On voit donc pourquoi l’Insee dit que le pouvoir d’achat n’a pas baissé alors que les médias répètent à l’envie qu’on devient plus pauvre de jour en jour : un cadre supérieur peut partir en weekend plus souvent et pour moins cher (avec Easyjet) et s’équiper en électronique performante pour le même prix qu’avant (car un ordinateur deux fois plus puissant coûte le même prix qu’avant). Pendant ce temps, la personne dont les revenus sont plus modérés, voit juste le prix de sa nourriture et de ses frais de transports augmenter, rognant ses dépenses discrétionnaires. Elle voit aussi que ça lui fait une belle jambe que les PC soient plus puissants au même prix : elle n’a pas les moyens de s’en acheter un de toute façon…
A Monetary History of the United States, 1867-1960
Qu’est-ce qui cause l’inflation? Que fait l’État là-dedans? Et l’OPEP? L’explication classique de Milton Friedman, économiste libéral de l’Université de Chicago, et un des parrains de l’économie monétaire, est que l’inflation est causée par un trop-plein d’argent, faisant face à une quantité insuffisante de biens (c’est peut-être plus clair en version originale : “too much money chasing too few goods.”) La raison pour laquelle il pourrait y avoir trop d’argent dans le système est que les billets que nous avons dans notre portefeuille ne sont adossés à rien, contrairement aux billets de nos glorieux ainés, qui pouvaient être échangés contre de l’or (puis des dollars avec Bretton Woods). Depuis 1971, la seule chose qui fait que ces bouts de papier ont de la valeur, c’est la certitude que quelqu’un les acceptera demain.
Par ailleurs, l’offre et la demande n’ont donc pas d’influence à long terme, car il y aura toujours un retour au prix d’équilibre. La quantité d’argent dans le système est donc l’unique déterminant de l’inflation pour les économistes, et cette masse monétaire est contrôlée par la banque centrale. D’où l’insistance pour l’indépendance de celle-ci, car généralement les politiques font un mauvais usage de cette manette (c’est donc bien Mugabe qui est derrière l’inflation au Zimbabwe). Cependant les économistes ne sont pas aveugles et voient bien qu’au jour le jour, le prix du pétrole a un impact direct sur le portefeuille via le prix de l’essence, mais ils ne considèrent ceci que comme un choc temporaire, n’affectant pas l’inflation «de fond», c’est-à-dire sa tendance à long terme. En particulier la Réserve Fédérale américaine base sa politique sur la «core inflation», en excluant le prix de l’énergie et de la nourriture, dont les déterminants principaux sont l’offre et la demande de court terme.

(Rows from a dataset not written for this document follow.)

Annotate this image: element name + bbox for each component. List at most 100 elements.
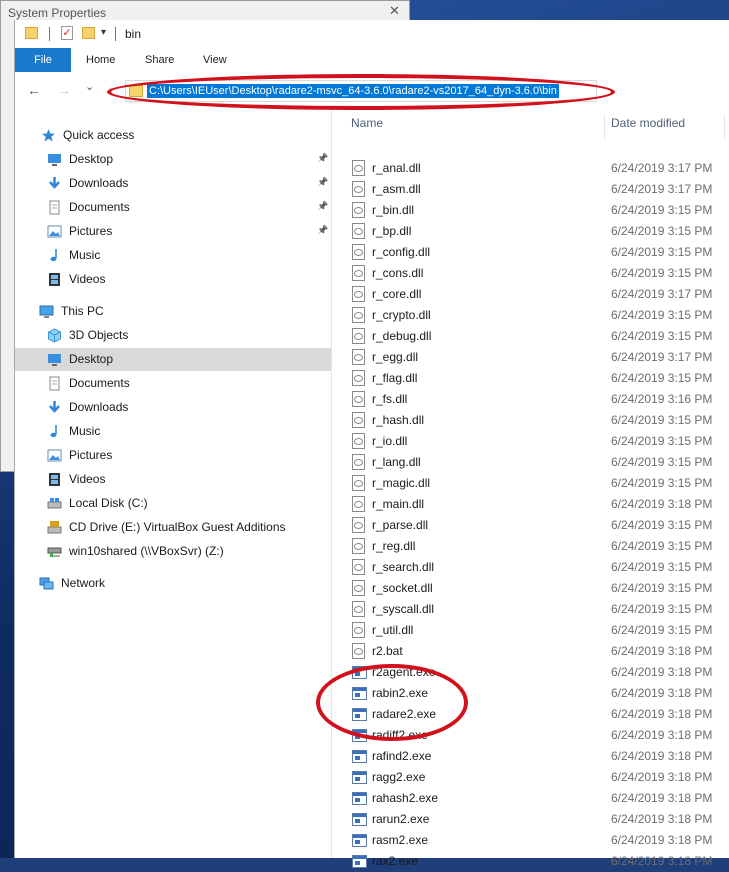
file-row[interactable]: r2agent.exe 6/24/2019 3:18 PM [332, 662, 729, 683]
file-row[interactable]: rarun2.exe 6/24/2019 3:18 PM [332, 809, 729, 830]
nav-quick-access-videos[interactable]: Videos [47, 268, 331, 291]
desktop-icon [48, 354, 61, 366]
file-row[interactable]: rafind2.exe 6/24/2019 3:18 PM [332, 746, 729, 767]
forward-arrow-icon[interactable]: → [57, 82, 71, 98]
file-row[interactable]: r_syscall.dll 6/24/2019 3:15 PM [332, 599, 729, 620]
file-row[interactable]: r_socket.dll 6/24/2019 3:15 PM [332, 578, 729, 599]
back-arrow-icon[interactable]: ← [27, 82, 41, 98]
nav-quick-access-documents[interactable]: Documents [47, 196, 331, 219]
divider [49, 27, 50, 41]
file-row[interactable]: rax2.exe 6/24/2019 3:18 PM [332, 851, 729, 872]
file-row[interactable]: rabin2.exe 6/24/2019 3:18 PM [332, 683, 729, 704]
chevron-down-icon[interactable]: ▾ [101, 27, 106, 38]
dll-file-icon [352, 328, 365, 344]
file-row[interactable]: r_hash.dll 6/24/2019 3:15 PM [332, 410, 729, 431]
file-explorer-window: ✓ ▾ bin File Home Share View ← → ⌄ ↑ C:\… [14, 20, 729, 868]
file-row[interactable]: r_parse.dll 6/24/2019 3:15 PM [332, 515, 729, 536]
file-date: 6/24/2019 3:15 PM [611, 560, 713, 574]
file-row[interactable]: r2.bat 6/24/2019 3:18 PM [332, 641, 729, 662]
file-row[interactable]: r_anal.dll 6/24/2019 3:17 PM [332, 158, 729, 179]
tab-share[interactable]: Share [145, 48, 174, 72]
nav-this-pc-win10shared-vboxsvr-z[interactable]: win10shared (\\VBoxSvr) (Z:) [47, 540, 331, 563]
nav-quick-access[interactable]: Quick access [41, 124, 331, 147]
nav-this-pc-music[interactable]: Music [47, 420, 331, 443]
up-arrow-icon[interactable]: ↑ [107, 82, 114, 98]
file-row[interactable]: radare2.exe 6/24/2019 3:18 PM [332, 704, 729, 725]
nav-this-pc-3d-objects[interactable]: 3D Objects [47, 324, 331, 347]
pin-icon[interactable]: 📌 [317, 177, 328, 188]
executable-file-icon [352, 813, 367, 826]
file-row[interactable]: r_reg.dll 6/24/2019 3:15 PM [332, 536, 729, 557]
file-row[interactable]: r_core.dll 6/24/2019 3:17 PM [332, 284, 729, 305]
nav-quick-access-music[interactable]: Music [47, 244, 331, 267]
nav-this-pc-pictures[interactable]: Pictures [47, 444, 331, 467]
file-row[interactable]: r_main.dll 6/24/2019 3:18 PM [332, 494, 729, 515]
file-name: r2agent.exe [372, 665, 436, 679]
file-row[interactable]: r_config.dll 6/24/2019 3:15 PM [332, 242, 729, 263]
column-divider[interactable] [724, 114, 725, 140]
dll-file-icon [352, 223, 365, 239]
nav-this-pc-documents[interactable]: Documents [47, 372, 331, 395]
tab-view[interactable]: View [203, 48, 227, 72]
nav-label: Music [69, 424, 101, 438]
address-path[interactable]: C:\Users\IEUser\Desktop\radare2-msvc_64-… [147, 84, 559, 98]
file-row[interactable]: r_search.dll 6/24/2019 3:15 PM [332, 557, 729, 578]
batch-file-icon [352, 643, 365, 659]
file-row[interactable]: r_cons.dll 6/24/2019 3:15 PM [332, 263, 729, 284]
file-row[interactable]: r_fs.dll 6/24/2019 3:16 PM [332, 389, 729, 410]
file-row[interactable]: r_lang.dll 6/24/2019 3:15 PM [332, 452, 729, 473]
nav-this-pc-cd-drive-e-virtualbox-guest-additions[interactable]: CD Drive (E:) VirtualBox Guest Additions [47, 516, 331, 539]
nav-this-pc-local-disk-c[interactable]: Local Disk (C:) [47, 492, 331, 515]
recent-locations-icon[interactable]: ⌄ [85, 80, 94, 93]
file-row[interactable]: rasm2.exe 6/24/2019 3:18 PM [332, 830, 729, 851]
nav-this-pc-videos[interactable]: Videos [47, 468, 331, 491]
nav-this-pc[interactable]: This PC [39, 300, 331, 323]
column-header-name[interactable]: Name [351, 110, 383, 138]
file-row[interactable]: r_flag.dll 6/24/2019 3:15 PM [332, 368, 729, 389]
address-bar[interactable]: C:\Users\IEUser\Desktop\radare2-msvc_64-… [125, 80, 597, 102]
tab-home[interactable]: Home [86, 48, 115, 72]
properties-icon[interactable]: ✓ [61, 26, 73, 40]
file-row[interactable]: r_egg.dll 6/24/2019 3:17 PM [332, 347, 729, 368]
pin-icon[interactable]: 📌 [317, 153, 328, 164]
picture-icon [47, 449, 62, 462]
nav-this-pc-downloads[interactable]: Downloads [47, 396, 331, 419]
nav-label: This PC [61, 304, 104, 318]
new-folder-icon[interactable] [82, 27, 95, 39]
file-name: r_anal.dll [372, 161, 421, 175]
column-divider[interactable] [604, 114, 605, 140]
close-icon[interactable]: ✕ [389, 3, 400, 19]
file-row[interactable]: ragg2.exe 6/24/2019 3:18 PM [332, 767, 729, 788]
file-row[interactable]: r_debug.dll 6/24/2019 3:15 PM [332, 326, 729, 347]
file-row[interactable]: radiff2.exe 6/24/2019 3:18 PM [332, 725, 729, 746]
file-row[interactable]: r_crypto.dll 6/24/2019 3:15 PM [332, 305, 729, 326]
dll-file-icon [352, 370, 365, 386]
file-date: 6/24/2019 3:18 PM [611, 665, 713, 679]
pin-icon[interactable]: 📌 [317, 201, 328, 212]
file-row[interactable]: r_magic.dll 6/24/2019 3:15 PM [332, 473, 729, 494]
nav-network[interactable]: Network [39, 572, 331, 595]
nav-this-pc-desktop[interactable]: Desktop [15, 348, 331, 371]
nav-quick-access-desktop[interactable]: Desktop [47, 148, 331, 171]
file-row[interactable]: r_util.dll 6/24/2019 3:15 PM [332, 620, 729, 641]
file-row[interactable]: rahash2.exe 6/24/2019 3:18 PM [332, 788, 729, 809]
window-title: bin [125, 27, 142, 41]
file-row[interactable]: r_bin.dll 6/24/2019 3:15 PM [332, 200, 729, 221]
pin-icon[interactable]: 📌 [317, 225, 328, 236]
column-header-date[interactable]: Date modified [611, 110, 685, 138]
file-row[interactable]: r_io.dll 6/24/2019 3:15 PM [332, 431, 729, 452]
file-date: 6/24/2019 3:18 PM [611, 812, 713, 826]
file-date: 6/24/2019 3:17 PM [611, 182, 713, 196]
file-name: r_lang.dll [372, 455, 421, 469]
file-name: r_util.dll [372, 623, 414, 637]
tab-file[interactable]: File [15, 48, 71, 72]
file-date: 6/24/2019 3:15 PM [611, 623, 713, 637]
dll-file-icon [352, 475, 365, 491]
nav-quick-access-pictures[interactable]: Pictures [47, 220, 331, 243]
file-row[interactable]: r_asm.dll 6/24/2019 3:17 PM [332, 179, 729, 200]
nav-quick-access-downloads[interactable]: Downloads [47, 172, 331, 195]
file-row[interactable]: r_bp.dll 6/24/2019 3:15 PM [332, 221, 729, 242]
file-name: r_bp.dll [372, 224, 412, 238]
file-date: 6/24/2019 3:18 PM [611, 749, 713, 763]
file-name: radiff2.exe [372, 728, 428, 742]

Tous unis contre la vie chère
Ainsi les pouvoirs publics prennent la responsabilité de contenir l’inflation. En général, celle-ci est dévolue à la banque centrale, comme on le disait plus haut, qui de nos jours agit sur la masse monétaire via le contrôle des taux d’intérêt à court terme. Cependant, les économistes ne voient donc pas les chocs inflationnistes dus au pétrole par exemple comme des déterminants réels de l’inflation, et se refusent à agir sur cette base. Or, comme l’a dit si habilement Keynes, qui est l’autre parrain de l’économie monétaire, «in the long run we’re all dead». Le gouvernement prend donc souvent à sa charge toutes sortes de palliatifs et de politiques de sensibilisation. Pour exemple, la Malaisie avait lancé dans les années 90 une large campagne de publicité appelée Inflasi 0% (0% d’inflation) pour responsabiliser les gens vis-à-vis de leur consommation. Si je ne me trompe pas, ça n’a pas très bien marché, ce qui a conduit l’État à intervenir plus directement en exerçant des contrôles sur les prix, dont ceux de l’essence. Plus près de nous dans l’espace, les États occidentaux ont beaucoup fait joujou avec l’Inflation avant la crise pétrolière. L’intervention de l’État et le rôle de la banque centrale sont donc le sujet de deux prochains articles sur l’inflation.